And it’s not like you can ignore it down here, like you can upstairs. At field level there’s hardly any slope, so when the shitheads in front of you stand up to bat the ball around you can pretty much forget about any hope you had of watching the game. So I sat there, impotent, defeated by a thin quilt of cheap red, blue, and yellow plastic, silently wishing death upon my fellow citizens. Until….

The beach ball, perfectly framed in the night sky by my outstretched arms, falls toward me. It will not be blown off course, nor batted away. It is mine. I feel its feathery weight as it alights on my fingertips, the slight give as I secure it in my palms. The crowd eyes me expectantly, heads swiveled from every direction. Their eyes grow wide in astonishment as I slowly take the ball and shove it between my legs and underneath my seat, returning their uncomprehending gaze and shouting, “There’s a freaking ballgame going on here, you idiots!”

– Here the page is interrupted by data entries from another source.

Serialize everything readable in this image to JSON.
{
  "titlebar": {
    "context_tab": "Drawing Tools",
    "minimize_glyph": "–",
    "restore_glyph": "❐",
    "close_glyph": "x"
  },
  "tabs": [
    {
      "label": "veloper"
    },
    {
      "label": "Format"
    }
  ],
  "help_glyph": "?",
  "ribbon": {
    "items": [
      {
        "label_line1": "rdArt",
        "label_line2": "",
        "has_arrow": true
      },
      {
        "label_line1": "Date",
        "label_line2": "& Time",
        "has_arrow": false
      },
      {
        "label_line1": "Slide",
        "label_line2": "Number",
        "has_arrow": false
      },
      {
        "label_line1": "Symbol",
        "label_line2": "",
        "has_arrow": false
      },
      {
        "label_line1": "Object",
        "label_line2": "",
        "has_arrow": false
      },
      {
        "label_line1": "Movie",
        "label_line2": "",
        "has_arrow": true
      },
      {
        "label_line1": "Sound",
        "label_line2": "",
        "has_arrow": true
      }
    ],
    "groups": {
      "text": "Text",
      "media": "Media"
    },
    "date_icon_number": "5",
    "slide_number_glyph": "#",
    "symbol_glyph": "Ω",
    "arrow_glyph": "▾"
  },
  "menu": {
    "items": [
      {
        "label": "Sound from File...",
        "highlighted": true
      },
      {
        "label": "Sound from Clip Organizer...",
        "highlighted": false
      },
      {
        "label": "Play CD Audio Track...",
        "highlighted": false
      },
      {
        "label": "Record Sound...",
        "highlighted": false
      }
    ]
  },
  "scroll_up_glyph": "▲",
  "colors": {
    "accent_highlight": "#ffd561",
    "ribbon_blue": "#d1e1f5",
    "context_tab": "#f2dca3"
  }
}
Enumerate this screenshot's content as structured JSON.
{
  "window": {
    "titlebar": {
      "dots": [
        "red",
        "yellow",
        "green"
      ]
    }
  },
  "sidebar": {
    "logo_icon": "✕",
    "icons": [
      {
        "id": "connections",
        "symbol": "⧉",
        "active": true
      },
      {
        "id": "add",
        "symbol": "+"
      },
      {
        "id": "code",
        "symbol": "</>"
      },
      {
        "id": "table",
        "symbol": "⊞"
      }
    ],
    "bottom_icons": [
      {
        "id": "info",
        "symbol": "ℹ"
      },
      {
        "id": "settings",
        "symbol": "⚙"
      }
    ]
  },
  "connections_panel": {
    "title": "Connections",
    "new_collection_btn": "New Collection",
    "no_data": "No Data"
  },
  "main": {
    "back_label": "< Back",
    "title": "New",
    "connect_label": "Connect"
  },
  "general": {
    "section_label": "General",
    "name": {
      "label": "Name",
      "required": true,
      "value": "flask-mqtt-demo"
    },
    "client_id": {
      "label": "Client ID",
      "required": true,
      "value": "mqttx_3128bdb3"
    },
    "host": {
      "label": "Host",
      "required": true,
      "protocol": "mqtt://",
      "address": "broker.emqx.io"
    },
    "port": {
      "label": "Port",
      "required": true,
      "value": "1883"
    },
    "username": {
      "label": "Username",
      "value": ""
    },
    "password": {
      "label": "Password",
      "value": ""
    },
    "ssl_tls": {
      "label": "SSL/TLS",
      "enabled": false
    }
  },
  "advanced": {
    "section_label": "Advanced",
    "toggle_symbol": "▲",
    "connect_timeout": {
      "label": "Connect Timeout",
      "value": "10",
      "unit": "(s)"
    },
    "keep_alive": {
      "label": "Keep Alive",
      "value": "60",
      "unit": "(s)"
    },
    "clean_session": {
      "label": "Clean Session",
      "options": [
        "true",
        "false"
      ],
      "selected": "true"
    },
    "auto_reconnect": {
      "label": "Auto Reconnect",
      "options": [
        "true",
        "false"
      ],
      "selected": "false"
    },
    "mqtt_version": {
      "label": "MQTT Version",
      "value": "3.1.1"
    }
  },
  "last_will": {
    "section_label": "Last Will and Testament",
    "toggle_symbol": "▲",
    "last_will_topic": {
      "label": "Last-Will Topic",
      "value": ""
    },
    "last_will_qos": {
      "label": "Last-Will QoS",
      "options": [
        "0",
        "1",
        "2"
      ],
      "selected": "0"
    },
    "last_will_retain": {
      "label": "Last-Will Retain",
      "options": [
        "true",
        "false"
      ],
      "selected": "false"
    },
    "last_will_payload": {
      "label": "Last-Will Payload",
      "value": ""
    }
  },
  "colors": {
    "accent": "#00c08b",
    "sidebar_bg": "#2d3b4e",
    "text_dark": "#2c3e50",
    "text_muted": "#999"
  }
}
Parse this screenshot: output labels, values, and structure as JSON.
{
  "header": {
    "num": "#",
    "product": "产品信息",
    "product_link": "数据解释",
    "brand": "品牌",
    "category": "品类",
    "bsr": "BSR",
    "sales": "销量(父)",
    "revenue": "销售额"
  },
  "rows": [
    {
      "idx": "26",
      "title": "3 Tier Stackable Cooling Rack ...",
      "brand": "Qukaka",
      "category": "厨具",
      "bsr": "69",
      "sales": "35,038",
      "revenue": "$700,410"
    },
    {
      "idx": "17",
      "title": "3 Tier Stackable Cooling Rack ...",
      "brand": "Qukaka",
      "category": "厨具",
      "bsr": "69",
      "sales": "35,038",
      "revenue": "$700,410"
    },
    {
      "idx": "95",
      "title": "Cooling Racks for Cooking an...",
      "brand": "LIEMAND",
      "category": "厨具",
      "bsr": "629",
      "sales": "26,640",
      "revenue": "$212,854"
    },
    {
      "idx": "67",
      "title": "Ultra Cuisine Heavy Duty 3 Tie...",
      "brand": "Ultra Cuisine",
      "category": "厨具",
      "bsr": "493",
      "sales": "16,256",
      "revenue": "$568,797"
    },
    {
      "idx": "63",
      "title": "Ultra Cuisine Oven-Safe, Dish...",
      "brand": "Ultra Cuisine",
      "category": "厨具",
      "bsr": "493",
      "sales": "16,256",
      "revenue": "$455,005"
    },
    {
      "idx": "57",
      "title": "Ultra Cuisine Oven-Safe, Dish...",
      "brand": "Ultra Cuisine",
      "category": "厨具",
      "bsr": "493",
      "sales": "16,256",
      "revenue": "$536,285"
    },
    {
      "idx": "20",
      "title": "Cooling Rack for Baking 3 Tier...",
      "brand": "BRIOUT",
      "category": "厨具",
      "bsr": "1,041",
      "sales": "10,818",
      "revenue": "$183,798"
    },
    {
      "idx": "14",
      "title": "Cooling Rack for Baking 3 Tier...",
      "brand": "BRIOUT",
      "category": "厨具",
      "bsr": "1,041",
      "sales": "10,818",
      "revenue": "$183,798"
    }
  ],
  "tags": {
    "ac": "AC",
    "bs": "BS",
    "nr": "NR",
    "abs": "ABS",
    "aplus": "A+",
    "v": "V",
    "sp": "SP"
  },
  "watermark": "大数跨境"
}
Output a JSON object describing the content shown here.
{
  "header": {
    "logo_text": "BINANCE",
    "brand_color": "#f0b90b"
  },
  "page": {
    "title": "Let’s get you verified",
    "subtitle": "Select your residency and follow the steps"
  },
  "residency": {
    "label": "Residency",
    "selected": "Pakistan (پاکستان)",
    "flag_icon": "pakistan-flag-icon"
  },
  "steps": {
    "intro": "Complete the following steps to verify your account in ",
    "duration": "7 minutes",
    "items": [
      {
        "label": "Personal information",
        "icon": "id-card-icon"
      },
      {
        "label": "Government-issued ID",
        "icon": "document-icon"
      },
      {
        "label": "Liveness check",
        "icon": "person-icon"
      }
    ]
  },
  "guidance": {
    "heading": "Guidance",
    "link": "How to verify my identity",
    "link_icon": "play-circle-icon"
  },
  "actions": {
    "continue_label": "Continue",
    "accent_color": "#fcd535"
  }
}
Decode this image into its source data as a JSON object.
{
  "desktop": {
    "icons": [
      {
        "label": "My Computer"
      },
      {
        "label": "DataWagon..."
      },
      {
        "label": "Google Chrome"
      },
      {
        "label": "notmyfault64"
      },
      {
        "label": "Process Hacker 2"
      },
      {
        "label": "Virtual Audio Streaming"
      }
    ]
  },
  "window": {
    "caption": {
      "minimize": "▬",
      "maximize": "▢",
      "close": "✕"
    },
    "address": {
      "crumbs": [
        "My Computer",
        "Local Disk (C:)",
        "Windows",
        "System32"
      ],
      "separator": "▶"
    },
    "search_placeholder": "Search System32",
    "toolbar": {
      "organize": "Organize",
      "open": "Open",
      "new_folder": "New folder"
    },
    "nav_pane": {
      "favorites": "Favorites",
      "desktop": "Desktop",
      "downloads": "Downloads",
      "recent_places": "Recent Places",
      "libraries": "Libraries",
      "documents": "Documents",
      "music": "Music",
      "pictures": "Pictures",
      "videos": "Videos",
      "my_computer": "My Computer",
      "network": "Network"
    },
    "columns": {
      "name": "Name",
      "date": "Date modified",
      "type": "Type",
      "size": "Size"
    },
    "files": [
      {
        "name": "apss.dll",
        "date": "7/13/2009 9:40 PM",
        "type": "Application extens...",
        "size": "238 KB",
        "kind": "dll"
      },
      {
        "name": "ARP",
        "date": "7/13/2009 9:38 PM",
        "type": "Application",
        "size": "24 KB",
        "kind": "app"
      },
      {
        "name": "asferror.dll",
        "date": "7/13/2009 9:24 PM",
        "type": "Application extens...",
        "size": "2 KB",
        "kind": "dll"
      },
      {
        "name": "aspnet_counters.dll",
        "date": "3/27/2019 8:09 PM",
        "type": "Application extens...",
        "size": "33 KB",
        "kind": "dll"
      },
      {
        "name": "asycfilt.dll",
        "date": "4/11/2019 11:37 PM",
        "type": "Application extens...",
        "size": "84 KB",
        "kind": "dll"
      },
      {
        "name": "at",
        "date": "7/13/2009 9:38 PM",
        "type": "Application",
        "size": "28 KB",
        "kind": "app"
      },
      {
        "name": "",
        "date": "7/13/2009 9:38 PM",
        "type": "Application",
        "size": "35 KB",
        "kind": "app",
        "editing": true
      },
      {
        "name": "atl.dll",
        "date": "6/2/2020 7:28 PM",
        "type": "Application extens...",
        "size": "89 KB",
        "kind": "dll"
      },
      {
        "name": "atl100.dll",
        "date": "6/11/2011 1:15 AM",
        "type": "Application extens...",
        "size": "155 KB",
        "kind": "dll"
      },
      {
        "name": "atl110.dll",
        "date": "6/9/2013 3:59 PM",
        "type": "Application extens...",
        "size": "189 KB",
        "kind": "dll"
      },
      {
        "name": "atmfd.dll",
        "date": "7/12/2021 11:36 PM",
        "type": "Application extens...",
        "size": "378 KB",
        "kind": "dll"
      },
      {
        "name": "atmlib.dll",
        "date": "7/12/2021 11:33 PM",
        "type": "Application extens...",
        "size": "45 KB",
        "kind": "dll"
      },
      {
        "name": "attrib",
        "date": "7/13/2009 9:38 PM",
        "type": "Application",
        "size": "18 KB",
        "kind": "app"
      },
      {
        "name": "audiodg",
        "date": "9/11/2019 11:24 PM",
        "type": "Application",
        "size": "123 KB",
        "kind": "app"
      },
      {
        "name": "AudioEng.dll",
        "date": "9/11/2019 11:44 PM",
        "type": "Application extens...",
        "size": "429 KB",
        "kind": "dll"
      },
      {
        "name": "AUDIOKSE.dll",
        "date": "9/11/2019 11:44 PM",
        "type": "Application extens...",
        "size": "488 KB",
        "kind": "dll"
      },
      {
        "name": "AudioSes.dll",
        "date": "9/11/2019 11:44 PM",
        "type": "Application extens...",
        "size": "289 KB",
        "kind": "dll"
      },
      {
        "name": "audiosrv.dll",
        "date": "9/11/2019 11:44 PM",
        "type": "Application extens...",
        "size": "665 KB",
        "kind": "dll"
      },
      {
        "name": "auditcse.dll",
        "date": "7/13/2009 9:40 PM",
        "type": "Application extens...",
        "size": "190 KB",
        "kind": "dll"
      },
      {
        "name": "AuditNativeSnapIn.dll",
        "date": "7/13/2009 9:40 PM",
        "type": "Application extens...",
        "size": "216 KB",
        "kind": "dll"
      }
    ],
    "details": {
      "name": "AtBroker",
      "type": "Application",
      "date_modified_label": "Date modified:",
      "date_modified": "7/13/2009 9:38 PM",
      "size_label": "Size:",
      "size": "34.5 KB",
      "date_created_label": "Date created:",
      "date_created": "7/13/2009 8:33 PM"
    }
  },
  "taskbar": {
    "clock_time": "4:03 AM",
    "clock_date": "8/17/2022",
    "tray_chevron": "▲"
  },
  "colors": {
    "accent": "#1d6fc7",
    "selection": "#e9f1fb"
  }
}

The jeering was immediate. These people were infuriated, infuriated, I tell you, that I had taken their toy away. I met their rage with my own. The one guy in front of me who was into it turned around and, egging me on, said, “Tell ’em if they wanna play with a beach ball, they should go to the beach!” “If you wanna play with a beach ball,” I hollered, “go to the freaking beach!” It was awesome. An usher came down to quell the uprising, gesturing for the ball. I pulled it out and handed it to him, a regular beach ball Benedict Arnold.

Of course, I was a marked man for the rest of the night. All these kids making snide beach ball jokes, which would’ve been fine if they’d been at all funny, but they weren’t. I wanted them to be funny. I rooted for them to be funny. They were lame, though. Painfully lame. So lame that I was embarrassed for them, embarrassed for myself, even, for these are the people among whom I count myself. Dodger fans. Angelenos. So-Cals. Or used to, anyway.

FINAL SCORE: DIAMONDBACKS 9, DODGERS 2

FOOD CONSUMED: My standard Dodger Stadium dinner: a Dodger Dog and an order of nachos, no salsa, extra cheese. A Coke, I think.